O globo, n. 31851, 20/10/2020. Sociedade, p. 12

 

Bolsonaro diz que vacina para covid não será obrigatória e ponto final

Daniel Gullino

Silvia Amorim

Victor Farias

20/10/2020

 

 

Presidente reage a fala do governador João Doria. que quer determinação legal favorável a imunização; ministro da Ciência usa gráfico comercial em anúncio sobre suposto novo remédio

 O presidente Jair Bolsonaro reiterou ontem que o governo não obrigará os brasileiros a tomar a vacina contra o novo coronavírus. Bolsonaro disse que esta decisão é do Executivo Federal, e que o ministro da Saúde, Eduardo Paz uel lo ““ já disse que esta vacina não será obrigatória e prazo ”.

—O Programa Nacional de Vacinação, incluindo vacinas obrigatórias, é 1975. Também gostaria de deixar bem claro que a OMS define que este é o Ministério da Saúde, e meu Ministro da Saúde já disse que esta vacina não será obrigatória e que é fim de tudo - disse ele.

A seguir, sem citar o nome, o presidente criticou um governador que, segundo ele, "se autodenomina o médico do Brasil", em referência a João Doria (PSDBSP). Segundo Bolsonaro, uma vacina precisará ter comprovação científica antes de ser validada pela Agência Nacional de Vigilância Sanitária (Anvisa) e oferecida gratuitamente na rede pública.
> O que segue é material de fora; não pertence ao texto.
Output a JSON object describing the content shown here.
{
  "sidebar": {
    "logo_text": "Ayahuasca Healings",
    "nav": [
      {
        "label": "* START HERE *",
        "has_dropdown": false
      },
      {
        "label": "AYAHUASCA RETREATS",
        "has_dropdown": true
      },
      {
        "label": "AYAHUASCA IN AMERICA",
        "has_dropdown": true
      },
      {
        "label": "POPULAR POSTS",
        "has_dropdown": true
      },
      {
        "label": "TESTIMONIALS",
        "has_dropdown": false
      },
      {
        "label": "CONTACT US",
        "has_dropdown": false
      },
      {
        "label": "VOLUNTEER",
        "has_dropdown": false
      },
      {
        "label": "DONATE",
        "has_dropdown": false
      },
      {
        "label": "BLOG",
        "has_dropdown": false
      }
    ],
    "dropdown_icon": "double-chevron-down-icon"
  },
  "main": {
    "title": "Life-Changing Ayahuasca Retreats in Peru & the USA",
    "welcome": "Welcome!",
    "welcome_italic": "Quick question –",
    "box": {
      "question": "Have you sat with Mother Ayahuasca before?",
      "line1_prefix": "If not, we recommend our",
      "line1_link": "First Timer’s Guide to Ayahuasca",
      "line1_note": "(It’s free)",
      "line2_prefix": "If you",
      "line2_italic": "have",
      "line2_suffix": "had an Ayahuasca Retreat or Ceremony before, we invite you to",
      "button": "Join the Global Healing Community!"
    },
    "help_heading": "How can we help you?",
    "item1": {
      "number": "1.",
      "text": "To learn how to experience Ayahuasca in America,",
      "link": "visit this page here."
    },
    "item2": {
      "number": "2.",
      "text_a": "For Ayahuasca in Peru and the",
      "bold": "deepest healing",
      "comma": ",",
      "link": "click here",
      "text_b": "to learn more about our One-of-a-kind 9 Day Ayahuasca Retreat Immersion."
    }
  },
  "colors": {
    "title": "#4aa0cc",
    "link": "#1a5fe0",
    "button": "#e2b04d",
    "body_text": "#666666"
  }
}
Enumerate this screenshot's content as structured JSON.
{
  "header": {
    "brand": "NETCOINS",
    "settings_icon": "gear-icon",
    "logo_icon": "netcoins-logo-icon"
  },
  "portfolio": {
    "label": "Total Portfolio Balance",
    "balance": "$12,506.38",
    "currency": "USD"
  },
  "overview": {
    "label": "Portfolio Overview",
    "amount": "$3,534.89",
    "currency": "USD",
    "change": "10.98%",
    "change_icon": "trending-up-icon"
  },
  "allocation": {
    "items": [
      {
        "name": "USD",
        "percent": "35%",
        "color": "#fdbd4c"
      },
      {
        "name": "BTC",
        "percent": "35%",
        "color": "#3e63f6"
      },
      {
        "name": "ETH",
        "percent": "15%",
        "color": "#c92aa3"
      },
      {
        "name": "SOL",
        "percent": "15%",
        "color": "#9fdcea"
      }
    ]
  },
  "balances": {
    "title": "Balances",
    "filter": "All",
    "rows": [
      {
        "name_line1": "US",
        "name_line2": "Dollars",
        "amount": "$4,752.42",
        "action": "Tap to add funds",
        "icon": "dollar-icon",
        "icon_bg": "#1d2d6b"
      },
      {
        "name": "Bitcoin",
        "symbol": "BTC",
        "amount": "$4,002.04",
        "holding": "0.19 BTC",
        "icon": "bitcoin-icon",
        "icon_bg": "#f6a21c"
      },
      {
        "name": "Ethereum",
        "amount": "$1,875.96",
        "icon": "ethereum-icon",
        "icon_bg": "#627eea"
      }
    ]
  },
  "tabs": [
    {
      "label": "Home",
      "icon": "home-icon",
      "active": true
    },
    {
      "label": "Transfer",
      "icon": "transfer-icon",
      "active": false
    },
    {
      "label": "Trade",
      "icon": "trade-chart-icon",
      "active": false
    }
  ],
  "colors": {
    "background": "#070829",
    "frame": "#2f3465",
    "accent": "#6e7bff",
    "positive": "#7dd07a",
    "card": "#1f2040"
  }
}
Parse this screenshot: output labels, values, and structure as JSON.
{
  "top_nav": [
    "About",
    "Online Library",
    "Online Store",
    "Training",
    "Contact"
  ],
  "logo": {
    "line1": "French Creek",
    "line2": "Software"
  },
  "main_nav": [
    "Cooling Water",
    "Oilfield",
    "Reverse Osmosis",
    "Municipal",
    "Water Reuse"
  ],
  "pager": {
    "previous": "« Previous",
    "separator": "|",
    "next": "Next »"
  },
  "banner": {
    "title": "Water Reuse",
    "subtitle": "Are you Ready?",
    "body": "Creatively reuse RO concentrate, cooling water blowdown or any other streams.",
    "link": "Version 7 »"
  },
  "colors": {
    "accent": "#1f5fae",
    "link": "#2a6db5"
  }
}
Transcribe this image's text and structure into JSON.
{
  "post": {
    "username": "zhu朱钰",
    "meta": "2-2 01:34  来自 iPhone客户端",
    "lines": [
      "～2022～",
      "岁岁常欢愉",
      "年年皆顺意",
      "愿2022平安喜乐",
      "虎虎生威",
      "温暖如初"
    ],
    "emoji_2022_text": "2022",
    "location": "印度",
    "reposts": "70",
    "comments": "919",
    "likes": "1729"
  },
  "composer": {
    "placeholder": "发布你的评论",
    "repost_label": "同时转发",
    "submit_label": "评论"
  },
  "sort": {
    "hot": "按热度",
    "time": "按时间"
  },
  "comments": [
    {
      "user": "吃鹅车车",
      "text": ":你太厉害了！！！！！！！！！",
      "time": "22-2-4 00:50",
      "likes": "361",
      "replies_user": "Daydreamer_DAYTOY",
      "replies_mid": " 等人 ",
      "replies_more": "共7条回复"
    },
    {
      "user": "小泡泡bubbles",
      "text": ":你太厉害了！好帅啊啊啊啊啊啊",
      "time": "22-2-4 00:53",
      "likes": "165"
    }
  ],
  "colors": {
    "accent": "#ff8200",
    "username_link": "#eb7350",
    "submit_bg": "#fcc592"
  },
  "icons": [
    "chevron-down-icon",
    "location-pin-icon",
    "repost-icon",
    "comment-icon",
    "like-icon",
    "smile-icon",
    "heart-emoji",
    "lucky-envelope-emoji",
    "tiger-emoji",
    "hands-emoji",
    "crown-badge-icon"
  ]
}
Na semana passada, Doria havia anunciado que, quando estiver disponível, a vacina contra a Covid - 19 será obrigatória em todo o estado e que levará “medidas judiciais” para quem não quiser receber o imunizante. A determinação não se aplica apenas a pessoas que apresentam um certificado médico.

O governador aposta na eficácia da vacina chinesa Coronavac, cujos testes clínicos mostrariam que seu índice de segurança é o mais alto de todos os imunizantes estudados no Brasil. De acordo com o Instituto Butantan, que realiza os testes, efeitos colaterais foram observados em 35% dos voluntários - nos demais produtos pesquisados ​​no país, esse valor, segundo ele, ultrapassa 70%.

As provas devem ser concluídas em novembro, e terão o resultado enviado à Anvisa, que deverá ser proferido em até 60 dias. O cronograma abalou os planos do governo paulista, que agora trabalha com a hipótese de que a imunização só estará disponível em janeiro - a expectativa inicial era que o processo fosse concluído ainda este ano.

Sanitarista da UFRJ, Ligia Bahia avalia que, embora a disputa retórica entre Bolsonaro e Doria não passe de um teatro político, há o risco de que afete a adesão aos programas de imunização.

- O debate sobre a obrigatoriedade da vacina acabou. A vacinação se consolidou há décadas com uma tecnologia extremamente eficaz e hoje existe um amplo repertório de vacinas que têm sido fundamentais para elevar a expectativa de vida em todos os países ”, destaca.

A epidemiologista Maria Amélia Veras, da Faculdade de Ciências Médicas da Santa Casa de São Paulo, afirma que o embate entre os governos federal e estadual é prejudicial.

- Politizar a questão da vacina é um dos maiores serviços que as autoridades podem fazer à saúde da população - afirma o médico. - Quem deve se pronunciar sobre a vacina é quem está testando e produzindo.

Na busca pela cura do coronavírus, o governo federal anunciou ontem que provou que o vermífugo nitazoxanida reduz a carga viral de pacientes infectados se for utilizado nos primeiros dias de sintomas. O ministro da Ciência, Tecnologia e Inovação, Marcos Pontes, apresentou o remédio em um vídeo ao lado do Bolsonaro, sem dar detalhes dos resultados do teste clínico. O gráfico de barras sem legenda não foi retirado de artigo científico. Era uma ilustração genérica distribuída pelo Shutterstock Image Bank, amplamente utilizada por agências de publicidade. A peça pode ser adquirida para uso em alta resolução por $ 75.